Prudential's comments will set alarm bells ringing in the industry as it is seen by many as the bellwether of the pensions business. The issue was raised at the company's annual meeting in central London yesterday when a shareholder, who is also an employee, asked the board whether it planned to keep its existing scheme.

Jonathan Bloomer, Prudential's chief executive, refused to give a cast-iron guarantee. He said: "Along with other companies it is something we keep under review. We haven't got any current plans or proposals. But I can't see us ever closing the scheme to existing members. It (the final salary scheme) is something we keep under review given the (economic) conditions."

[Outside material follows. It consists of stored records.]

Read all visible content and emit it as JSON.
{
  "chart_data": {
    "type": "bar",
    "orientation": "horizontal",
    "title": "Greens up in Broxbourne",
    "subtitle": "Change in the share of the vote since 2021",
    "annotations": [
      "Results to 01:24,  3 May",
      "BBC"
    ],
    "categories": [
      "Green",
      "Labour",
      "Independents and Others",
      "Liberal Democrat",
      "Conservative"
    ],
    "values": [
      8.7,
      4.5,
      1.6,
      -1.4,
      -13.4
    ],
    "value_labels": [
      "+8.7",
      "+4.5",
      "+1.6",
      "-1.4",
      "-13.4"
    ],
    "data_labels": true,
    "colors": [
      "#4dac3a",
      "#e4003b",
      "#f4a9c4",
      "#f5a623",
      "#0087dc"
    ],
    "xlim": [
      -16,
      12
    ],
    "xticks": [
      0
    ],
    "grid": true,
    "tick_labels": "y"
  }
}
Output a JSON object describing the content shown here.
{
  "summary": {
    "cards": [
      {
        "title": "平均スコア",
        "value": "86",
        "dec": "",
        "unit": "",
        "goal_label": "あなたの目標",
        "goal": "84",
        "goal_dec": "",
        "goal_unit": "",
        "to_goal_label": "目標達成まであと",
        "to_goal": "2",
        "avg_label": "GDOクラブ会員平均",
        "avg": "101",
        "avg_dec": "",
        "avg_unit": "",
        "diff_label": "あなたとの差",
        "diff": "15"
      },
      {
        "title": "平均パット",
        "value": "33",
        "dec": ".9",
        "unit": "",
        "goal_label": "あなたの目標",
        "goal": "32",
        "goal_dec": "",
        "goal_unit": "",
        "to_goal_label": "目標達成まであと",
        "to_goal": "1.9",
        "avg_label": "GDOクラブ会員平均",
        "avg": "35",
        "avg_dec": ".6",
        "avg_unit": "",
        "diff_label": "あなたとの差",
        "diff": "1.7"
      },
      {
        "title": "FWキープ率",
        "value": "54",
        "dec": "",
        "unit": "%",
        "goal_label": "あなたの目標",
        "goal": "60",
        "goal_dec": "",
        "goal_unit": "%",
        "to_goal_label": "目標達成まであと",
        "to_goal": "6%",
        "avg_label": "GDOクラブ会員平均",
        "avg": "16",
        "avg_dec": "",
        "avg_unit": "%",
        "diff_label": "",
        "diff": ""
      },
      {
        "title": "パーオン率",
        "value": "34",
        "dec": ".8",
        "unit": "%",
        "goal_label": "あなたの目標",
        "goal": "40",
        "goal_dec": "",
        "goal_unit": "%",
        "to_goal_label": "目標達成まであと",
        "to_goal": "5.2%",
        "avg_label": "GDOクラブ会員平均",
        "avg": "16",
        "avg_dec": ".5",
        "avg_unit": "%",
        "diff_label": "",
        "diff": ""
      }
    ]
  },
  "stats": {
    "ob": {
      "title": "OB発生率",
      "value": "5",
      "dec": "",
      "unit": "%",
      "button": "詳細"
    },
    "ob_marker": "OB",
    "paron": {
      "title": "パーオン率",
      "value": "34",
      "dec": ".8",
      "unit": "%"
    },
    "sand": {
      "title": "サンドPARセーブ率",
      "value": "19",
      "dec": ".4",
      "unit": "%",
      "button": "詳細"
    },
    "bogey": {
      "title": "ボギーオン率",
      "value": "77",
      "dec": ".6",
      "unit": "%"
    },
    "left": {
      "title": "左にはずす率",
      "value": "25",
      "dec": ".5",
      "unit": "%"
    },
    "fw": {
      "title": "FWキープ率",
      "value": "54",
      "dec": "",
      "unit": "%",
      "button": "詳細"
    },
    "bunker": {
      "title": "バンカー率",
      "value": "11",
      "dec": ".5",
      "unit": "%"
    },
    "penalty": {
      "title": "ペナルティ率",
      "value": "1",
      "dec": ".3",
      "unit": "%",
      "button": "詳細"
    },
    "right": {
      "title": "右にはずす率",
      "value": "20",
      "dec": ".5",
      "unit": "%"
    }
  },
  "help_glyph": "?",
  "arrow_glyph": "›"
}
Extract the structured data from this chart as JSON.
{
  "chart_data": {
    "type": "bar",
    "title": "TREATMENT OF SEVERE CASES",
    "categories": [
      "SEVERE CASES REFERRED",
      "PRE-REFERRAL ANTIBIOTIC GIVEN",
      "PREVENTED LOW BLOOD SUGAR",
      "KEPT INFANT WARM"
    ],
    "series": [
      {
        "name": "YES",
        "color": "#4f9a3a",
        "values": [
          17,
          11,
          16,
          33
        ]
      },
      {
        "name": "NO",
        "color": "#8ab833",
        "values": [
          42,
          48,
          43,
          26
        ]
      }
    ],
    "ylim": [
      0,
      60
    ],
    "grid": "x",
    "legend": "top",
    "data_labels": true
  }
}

Companies such as Dixons, J Sainsbury and Marks & Spencer have already ended their final salary pension schemes which have become expensive to run in an era of falling equity prices and increasing life expectancy. Iceland and Enrst & Young have gone a step further in ending their final salary schemes for existing members as well as new recruits.

The shareholder question was one of many that put the Prudential board on the back foot at its AGM which came a day after the group had been forced to shelve plans to introduce a new bonus scheme after intense shareholder pressure. The plan could have netted Mr Bloomer up to £4.6m in bonuses.

One shareholder, Lawrence O'Donohue, said: "In Latin, 'bonus' means 'good'. There has been absolutely nothing good about the way this matter has been handled by the group and the remuneration committee."

Another said of the scheme: "I hope it never sees the light of day again."

Another private investor lamented the group's financial performance: "In 2000 the share price was £12-plus," he said. "Now it's £7. What are we doing? What are you doing? Should you not all go?"

Sir Roger Hurn was also attacked after saying in March that he would step down as chairman to avoid any impact on the group as a result of a forthcoming report into the crisis at Marconi, where he was also chairman. One shareholder said the company had taken too long to act.